Alain Faure, Centre national de la recherche scientifique (CNRS) et Pierre Muller, Centre national de la recherche scientifique (CNRS)
Depuis l’arrivée d’Emmanuel Macron au pouvoir, il y a un an, des réformes importantes sont annoncées, discutées, contestées et votées dans tous les secteurs de l’intervention publique. La démarche du gouvernement Philippe et de la majorité LaREM à l’Assemblée nationale est souvent perçue comme disruptive parce qu’elle intrigue, inquiète ou exaspère. Bref, parce qu’elle bouscule les repères et ne laisse personne indifférent.

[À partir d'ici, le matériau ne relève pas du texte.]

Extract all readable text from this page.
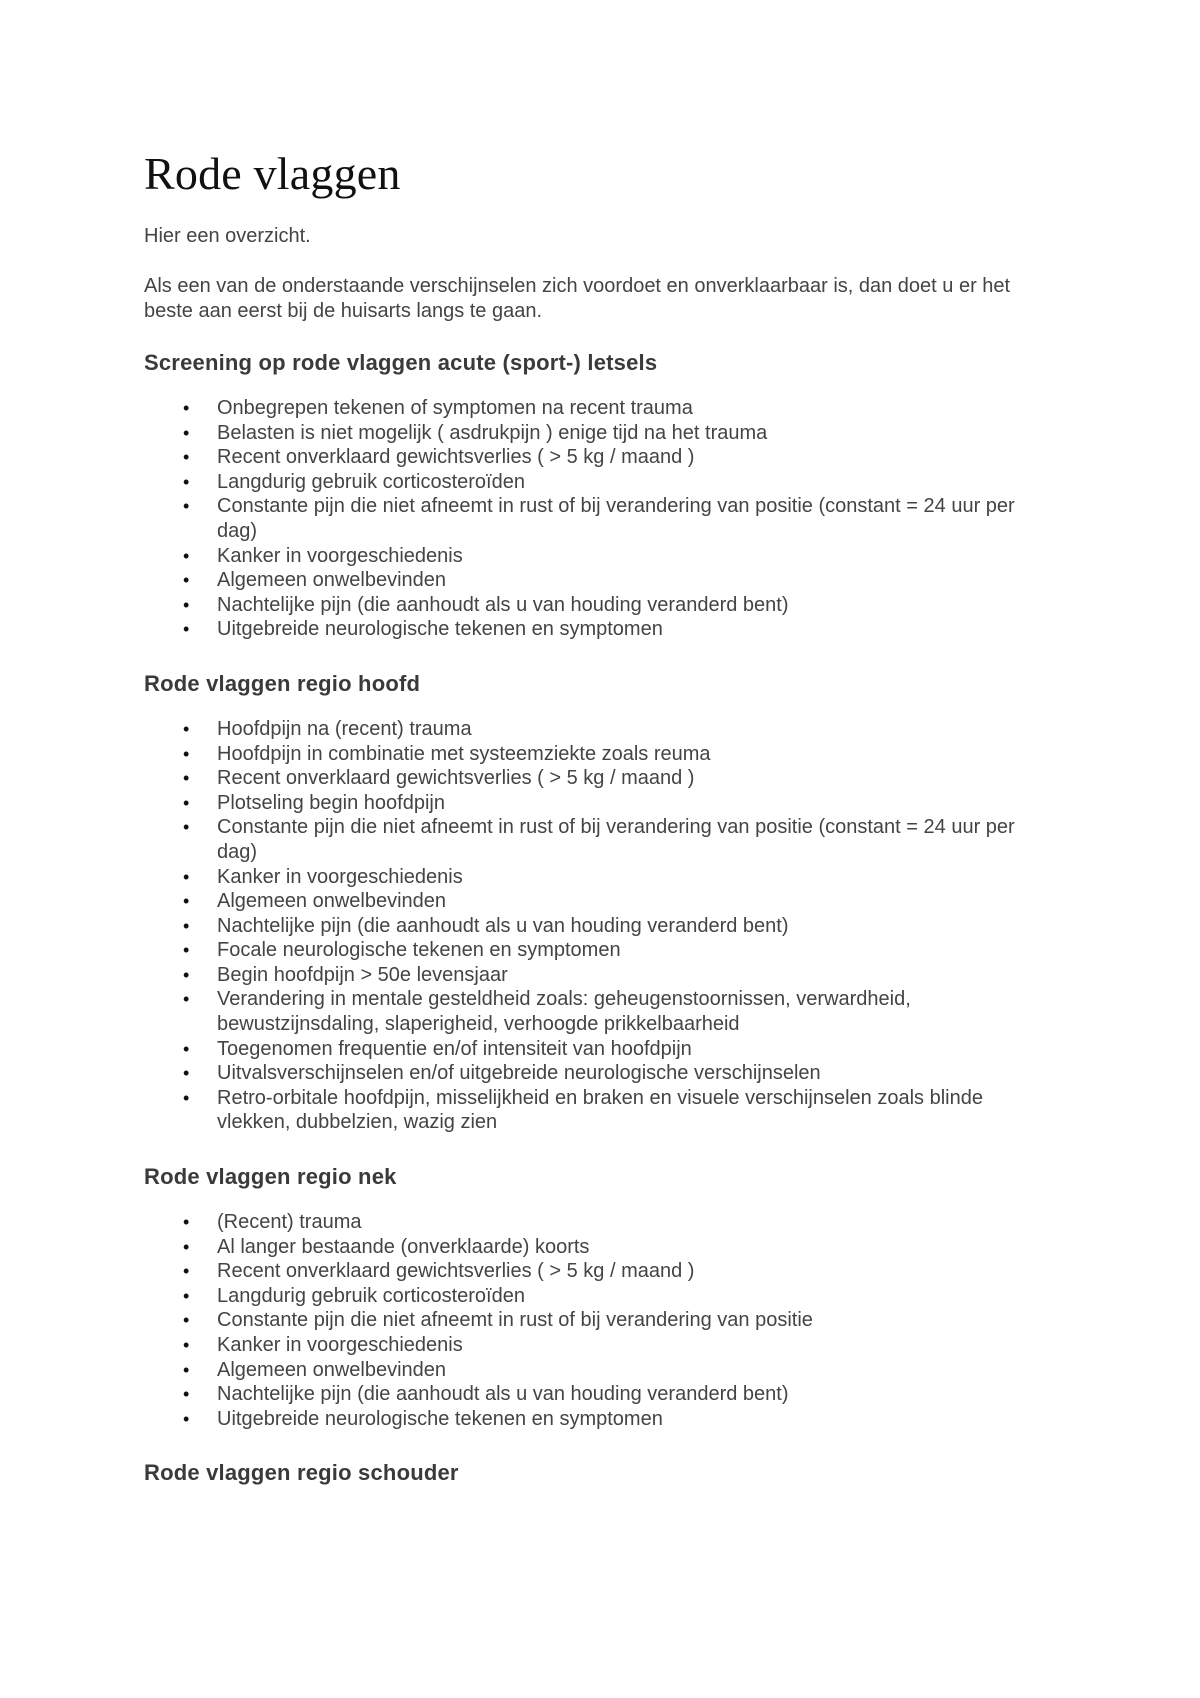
Rode vlaggen

Hier een overzicht.

Als een van de onderstaande verschijnselen zich voordoet en onverklaarbaar is, dan doet u er het beste aan eerst bij de huisarts langs te gaan.

Screening op rode vlaggen acute (sport-) letsels
• Onbegrepen tekenen of symptomen na recent trauma
• Belasten is niet mogelijk ( asdrukpijn ) enige tijd na het trauma
• Recent onverklaard gewichtsverlies ( > 5 kg / maand )
• Langdurig gebruik corticosteroïden
• Constante pijn die niet afneemt in rust of bij verandering van positie (constant = 24 uur per dag)
• Kanker in voorgeschiedenis
• Algemeen onwelbevinden
• Nachtelijke pijn (die aanhoudt als u van houding veranderd bent)
• Uitgebreide neurologische tekenen en symptomen
Rode vlaggen regio hoofd
• Hoofdpijn na (recent) trauma
• Hoofdpijn in combinatie met systeemziekte zoals reuma
• Recent onverklaard gewichtsverlies ( > 5 kg / maand )
• Plotseling begin hoofdpijn
• Constante pijn die niet afneemt in rust of bij verandering van positie (constant = 24 uur per dag)
• Kanker in voorgeschiedenis
• Algemeen onwelbevinden
• Nachtelijke pijn (die aanhoudt als u van houding veranderd bent)
• Focale neurologische tekenen en symptomen
• Begin hoofdpijn > 50e levensjaar
• Verandering in mentale gesteldheid zoals: geheugenstoornissen, verwardheid, bewustzijnsdaling, slaperigheid, verhoogde prikkelbaarheid
• Toegenomen frequentie en/of intensiteit van hoofdpijn
• Uitvalsverschijnselen en/of uitgebreide neurologische verschijnselen
• Retro-orbitale hoofdpijn, misselijkheid en braken en visuele verschijnselen zoals blinde vlekken, dubbelzien, wazig zien
Rode vlaggen regio nek
• (Recent) trauma
• Al langer bestaande (onverklaarde) koorts
• Recent onverklaard gewichtsverlies ( > 5 kg / maand )
• Langdurig gebruik corticosteroïden
• Constante pijn die niet afneemt in rust of bij verandering van positie
• Kanker in voorgeschiedenis
• Algemeen onwelbevinden
• Nachtelijke pijn (die aanhoudt als u van houding veranderd bent)
• Uitgebreide neurologische tekenen en symptomen
Rode vlaggen regio schouder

Dans cette effervescence, des spécialistes en politiques publiques multiplient les assertions techniques sur l’idée que « tout va trop vite » et que « ça ne marchera pas ». Ce scepticisme expert vire souvent au Macron Bashing sur l’argument anxiogène que le « modèle français » et sa sacro-sainte conception du « dialogue social » sont menacés.

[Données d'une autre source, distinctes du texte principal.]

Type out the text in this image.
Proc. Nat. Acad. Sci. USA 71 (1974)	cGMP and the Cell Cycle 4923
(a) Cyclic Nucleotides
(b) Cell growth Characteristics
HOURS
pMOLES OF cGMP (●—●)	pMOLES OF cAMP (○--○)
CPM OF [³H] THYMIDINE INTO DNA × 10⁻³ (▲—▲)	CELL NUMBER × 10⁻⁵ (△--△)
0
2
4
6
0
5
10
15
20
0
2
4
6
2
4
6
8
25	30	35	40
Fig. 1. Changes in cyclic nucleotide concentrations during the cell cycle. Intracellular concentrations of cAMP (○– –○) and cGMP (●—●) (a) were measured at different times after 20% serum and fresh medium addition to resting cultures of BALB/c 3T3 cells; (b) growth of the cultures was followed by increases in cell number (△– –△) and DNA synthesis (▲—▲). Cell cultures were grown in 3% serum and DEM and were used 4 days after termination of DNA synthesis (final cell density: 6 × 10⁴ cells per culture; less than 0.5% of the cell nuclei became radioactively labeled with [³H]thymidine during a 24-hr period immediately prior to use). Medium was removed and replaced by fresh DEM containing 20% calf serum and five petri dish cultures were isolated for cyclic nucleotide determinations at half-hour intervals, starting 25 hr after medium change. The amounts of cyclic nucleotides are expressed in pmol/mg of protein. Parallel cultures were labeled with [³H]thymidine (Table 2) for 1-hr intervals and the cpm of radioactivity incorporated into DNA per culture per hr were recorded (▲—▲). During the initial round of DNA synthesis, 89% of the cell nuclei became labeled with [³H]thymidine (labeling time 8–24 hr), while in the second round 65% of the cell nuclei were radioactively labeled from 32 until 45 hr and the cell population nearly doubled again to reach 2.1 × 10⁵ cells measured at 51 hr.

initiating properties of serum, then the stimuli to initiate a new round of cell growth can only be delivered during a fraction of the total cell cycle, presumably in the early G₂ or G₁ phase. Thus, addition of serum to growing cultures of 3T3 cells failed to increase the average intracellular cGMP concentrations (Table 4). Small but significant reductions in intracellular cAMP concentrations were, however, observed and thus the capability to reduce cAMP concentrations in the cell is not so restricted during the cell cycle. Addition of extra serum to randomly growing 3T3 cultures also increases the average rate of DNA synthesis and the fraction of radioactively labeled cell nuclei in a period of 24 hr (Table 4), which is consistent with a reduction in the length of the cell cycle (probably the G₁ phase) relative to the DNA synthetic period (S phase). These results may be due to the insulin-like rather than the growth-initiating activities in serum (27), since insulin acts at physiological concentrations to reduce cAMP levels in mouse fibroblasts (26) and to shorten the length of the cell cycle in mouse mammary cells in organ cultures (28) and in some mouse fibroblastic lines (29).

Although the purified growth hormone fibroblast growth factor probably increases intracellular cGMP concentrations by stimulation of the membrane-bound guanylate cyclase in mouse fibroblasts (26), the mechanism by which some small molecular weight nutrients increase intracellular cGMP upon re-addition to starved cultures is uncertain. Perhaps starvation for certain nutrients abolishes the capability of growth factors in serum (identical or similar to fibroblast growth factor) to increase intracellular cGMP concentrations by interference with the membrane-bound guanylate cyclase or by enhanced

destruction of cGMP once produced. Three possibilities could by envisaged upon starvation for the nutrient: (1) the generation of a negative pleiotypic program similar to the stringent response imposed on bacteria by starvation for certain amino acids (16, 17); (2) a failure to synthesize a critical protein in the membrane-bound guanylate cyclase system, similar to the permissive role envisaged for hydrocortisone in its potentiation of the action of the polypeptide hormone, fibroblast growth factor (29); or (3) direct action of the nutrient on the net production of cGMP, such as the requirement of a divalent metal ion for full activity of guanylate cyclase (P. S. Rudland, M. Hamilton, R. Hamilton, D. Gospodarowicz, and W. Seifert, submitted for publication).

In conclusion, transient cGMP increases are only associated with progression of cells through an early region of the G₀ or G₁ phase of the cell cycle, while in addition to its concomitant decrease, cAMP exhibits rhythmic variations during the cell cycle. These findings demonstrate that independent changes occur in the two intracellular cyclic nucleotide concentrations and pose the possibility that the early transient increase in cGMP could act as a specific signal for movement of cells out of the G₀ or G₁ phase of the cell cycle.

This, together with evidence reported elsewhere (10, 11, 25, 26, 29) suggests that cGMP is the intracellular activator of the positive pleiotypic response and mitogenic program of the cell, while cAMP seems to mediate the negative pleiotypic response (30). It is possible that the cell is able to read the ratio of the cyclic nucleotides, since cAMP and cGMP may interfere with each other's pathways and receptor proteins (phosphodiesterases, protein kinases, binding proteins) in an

Le verdict s’accompagne d’arguments politiques sur le déficit de légitimité du Président qui ne serait arrivé au pouvoir que grâce à des circonstances exceptionnelles – le renoncement de François Hollande, la mise en examen de François Fillon, l’effondrement des partis traditionnels. Ce sentiment d’une intrusion par effraction valide une tentation à personnaliser le diagnostic et à conclure qu’il ne s’agit, finalement, que d’un technocrate libéral qui met en œuvre des « politiques de droite ».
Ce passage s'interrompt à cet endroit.